Depends on which parallel universe I was in.

Assuming the scenario took place in this world, I would be overjoyed to see a living
Rhamphorhynchus, and even more excited when I found out I could talk to him. I’d probably take him into the house and drive him crazy with questions about where he came from, how he got here, if there are others like, them, and if I could see them, too.

If I lived in a world where it was normal for LBT characters to appear on your doorstep, I’d probably be a lot more cautious. I’m pretty meek, and don’t like trouble, so I’d try to be polite to him; maybe ask him what he wanted (preferably without letting him inside).
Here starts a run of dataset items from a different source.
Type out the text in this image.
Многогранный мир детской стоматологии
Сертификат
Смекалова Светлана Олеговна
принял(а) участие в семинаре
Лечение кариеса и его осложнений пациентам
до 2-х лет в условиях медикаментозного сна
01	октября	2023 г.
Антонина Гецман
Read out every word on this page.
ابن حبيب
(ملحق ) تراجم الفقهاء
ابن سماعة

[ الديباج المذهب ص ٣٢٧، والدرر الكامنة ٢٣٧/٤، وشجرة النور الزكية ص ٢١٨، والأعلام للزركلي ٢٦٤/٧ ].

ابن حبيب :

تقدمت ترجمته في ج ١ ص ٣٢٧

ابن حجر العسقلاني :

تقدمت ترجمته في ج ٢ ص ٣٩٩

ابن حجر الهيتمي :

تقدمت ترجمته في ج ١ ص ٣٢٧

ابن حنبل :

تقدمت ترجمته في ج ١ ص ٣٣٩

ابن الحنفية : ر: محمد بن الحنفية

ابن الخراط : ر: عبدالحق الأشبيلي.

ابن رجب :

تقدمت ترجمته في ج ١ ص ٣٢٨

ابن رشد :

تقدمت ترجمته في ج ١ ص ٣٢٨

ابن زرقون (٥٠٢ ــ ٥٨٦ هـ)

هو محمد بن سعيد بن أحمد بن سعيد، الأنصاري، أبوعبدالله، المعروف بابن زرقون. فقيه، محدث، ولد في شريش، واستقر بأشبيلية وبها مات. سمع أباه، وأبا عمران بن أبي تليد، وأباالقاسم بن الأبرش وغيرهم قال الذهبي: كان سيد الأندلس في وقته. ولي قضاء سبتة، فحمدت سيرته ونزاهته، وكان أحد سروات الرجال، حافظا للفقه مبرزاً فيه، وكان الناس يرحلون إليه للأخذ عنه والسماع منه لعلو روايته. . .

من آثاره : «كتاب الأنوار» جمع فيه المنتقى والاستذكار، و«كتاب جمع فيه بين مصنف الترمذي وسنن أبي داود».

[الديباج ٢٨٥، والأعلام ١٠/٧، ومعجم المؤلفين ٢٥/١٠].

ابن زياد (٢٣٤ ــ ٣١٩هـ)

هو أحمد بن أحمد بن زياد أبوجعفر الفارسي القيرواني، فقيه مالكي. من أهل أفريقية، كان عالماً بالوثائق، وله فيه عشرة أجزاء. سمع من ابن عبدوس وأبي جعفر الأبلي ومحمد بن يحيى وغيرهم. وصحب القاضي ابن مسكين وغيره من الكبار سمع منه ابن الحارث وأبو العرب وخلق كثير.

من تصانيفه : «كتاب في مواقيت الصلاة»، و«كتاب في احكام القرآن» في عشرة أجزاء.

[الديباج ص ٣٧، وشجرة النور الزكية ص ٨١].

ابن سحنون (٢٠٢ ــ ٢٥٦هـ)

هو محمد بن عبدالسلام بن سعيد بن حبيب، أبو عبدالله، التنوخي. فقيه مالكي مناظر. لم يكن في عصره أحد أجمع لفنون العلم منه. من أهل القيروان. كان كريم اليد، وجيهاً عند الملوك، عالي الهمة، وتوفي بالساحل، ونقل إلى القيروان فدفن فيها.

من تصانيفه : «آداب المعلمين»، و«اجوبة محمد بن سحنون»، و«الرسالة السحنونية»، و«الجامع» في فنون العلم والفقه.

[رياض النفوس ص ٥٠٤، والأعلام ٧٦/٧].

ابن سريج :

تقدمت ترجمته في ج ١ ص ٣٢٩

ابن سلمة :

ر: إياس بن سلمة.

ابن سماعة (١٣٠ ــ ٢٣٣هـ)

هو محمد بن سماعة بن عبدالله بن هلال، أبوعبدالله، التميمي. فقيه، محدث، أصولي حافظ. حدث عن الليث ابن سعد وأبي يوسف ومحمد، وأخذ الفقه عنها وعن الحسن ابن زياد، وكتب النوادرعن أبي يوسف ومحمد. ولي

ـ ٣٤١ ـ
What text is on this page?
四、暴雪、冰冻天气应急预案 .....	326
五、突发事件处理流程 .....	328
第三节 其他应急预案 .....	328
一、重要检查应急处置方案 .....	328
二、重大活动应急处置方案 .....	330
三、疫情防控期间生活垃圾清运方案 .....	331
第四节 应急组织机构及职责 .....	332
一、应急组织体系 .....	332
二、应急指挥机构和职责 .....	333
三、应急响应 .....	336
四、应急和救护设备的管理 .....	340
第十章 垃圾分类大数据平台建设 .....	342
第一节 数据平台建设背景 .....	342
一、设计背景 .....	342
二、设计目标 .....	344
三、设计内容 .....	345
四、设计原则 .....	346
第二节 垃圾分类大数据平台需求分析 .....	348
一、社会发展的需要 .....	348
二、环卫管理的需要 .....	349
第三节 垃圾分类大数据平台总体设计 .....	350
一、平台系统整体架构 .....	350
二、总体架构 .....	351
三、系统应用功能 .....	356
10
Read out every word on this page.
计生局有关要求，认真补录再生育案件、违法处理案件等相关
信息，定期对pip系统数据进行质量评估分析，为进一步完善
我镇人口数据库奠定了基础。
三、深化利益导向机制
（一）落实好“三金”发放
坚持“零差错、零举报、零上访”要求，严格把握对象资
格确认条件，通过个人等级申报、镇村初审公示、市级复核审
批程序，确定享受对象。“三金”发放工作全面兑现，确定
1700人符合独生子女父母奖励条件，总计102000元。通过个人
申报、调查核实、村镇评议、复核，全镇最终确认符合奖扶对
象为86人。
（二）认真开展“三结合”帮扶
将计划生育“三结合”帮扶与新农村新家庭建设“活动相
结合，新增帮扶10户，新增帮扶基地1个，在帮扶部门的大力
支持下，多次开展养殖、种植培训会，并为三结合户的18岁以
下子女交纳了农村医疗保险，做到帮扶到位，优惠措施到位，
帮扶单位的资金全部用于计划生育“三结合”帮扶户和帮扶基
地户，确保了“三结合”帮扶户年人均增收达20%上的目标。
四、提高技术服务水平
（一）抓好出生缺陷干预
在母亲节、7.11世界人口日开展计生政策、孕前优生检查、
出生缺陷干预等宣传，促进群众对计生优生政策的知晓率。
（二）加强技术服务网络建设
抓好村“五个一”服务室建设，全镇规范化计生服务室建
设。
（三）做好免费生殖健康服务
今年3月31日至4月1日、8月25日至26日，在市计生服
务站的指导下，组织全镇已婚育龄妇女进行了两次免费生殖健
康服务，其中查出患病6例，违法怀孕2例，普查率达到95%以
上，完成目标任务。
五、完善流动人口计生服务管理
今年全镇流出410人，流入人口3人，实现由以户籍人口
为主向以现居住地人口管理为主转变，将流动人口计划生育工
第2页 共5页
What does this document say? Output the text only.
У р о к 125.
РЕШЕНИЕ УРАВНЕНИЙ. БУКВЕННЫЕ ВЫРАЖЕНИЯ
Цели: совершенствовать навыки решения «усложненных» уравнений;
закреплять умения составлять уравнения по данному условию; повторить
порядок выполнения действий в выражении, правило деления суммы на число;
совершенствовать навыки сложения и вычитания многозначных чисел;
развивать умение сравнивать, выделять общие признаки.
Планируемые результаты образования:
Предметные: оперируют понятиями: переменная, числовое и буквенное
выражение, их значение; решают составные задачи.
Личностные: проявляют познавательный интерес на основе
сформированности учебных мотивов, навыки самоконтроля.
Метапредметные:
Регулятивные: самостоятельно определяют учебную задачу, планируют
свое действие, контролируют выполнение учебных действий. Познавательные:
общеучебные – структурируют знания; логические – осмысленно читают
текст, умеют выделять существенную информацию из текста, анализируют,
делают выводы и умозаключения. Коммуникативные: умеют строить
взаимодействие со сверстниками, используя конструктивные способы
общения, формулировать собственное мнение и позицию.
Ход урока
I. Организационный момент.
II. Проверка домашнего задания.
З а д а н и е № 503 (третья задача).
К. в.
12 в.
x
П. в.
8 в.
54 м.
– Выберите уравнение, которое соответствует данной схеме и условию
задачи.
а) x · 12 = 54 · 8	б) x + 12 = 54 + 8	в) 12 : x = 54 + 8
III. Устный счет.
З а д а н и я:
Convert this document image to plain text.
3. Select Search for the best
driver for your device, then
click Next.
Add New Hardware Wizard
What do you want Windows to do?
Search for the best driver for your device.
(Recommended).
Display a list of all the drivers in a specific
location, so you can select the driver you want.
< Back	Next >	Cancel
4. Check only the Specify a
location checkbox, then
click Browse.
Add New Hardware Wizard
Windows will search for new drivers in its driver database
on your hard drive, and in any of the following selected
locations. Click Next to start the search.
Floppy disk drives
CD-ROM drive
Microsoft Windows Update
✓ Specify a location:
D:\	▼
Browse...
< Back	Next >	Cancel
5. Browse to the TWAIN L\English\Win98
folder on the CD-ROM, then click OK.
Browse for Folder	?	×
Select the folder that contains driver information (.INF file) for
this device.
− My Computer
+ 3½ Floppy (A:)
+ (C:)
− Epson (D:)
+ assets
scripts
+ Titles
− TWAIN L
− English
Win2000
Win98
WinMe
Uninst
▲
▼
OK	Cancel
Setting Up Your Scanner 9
My actions thereafter would depend on his response. If all he wanted was food, I’d probably give it to him (assuming we had something he liked). If he was up to no good, I’d probably try to keep him from getting in the house. If worse came to worse, and he got inside the house and tried to attack me, I’d probably run and try to find something to defend myself with. I’d be most afraid of the damage his beak, teeth, and claws could cause (I imagine it would hurt to be hit by his wings as well), but there’s not a lot of space in our house for him to fly, and plenty of rooms I could lock myself in. I’d probably try to stun him (or at least hold him back) with a broom or other household object until I could trap him in a laundry basket or storage bin or something. After that...I don’t know. Call the cops? Animal control? John Hammond?

Depends on what my options were.
In either situation, he’d would have to watch out for my psychotic cat. Sasquatch would probably think Rinkus was something new to play with, and chaos would ensue.

P.S. I'm not great at identifying accents, but Jared, I'm pretty sure Rinkus has a Cockney (English) accent, not an Australian one.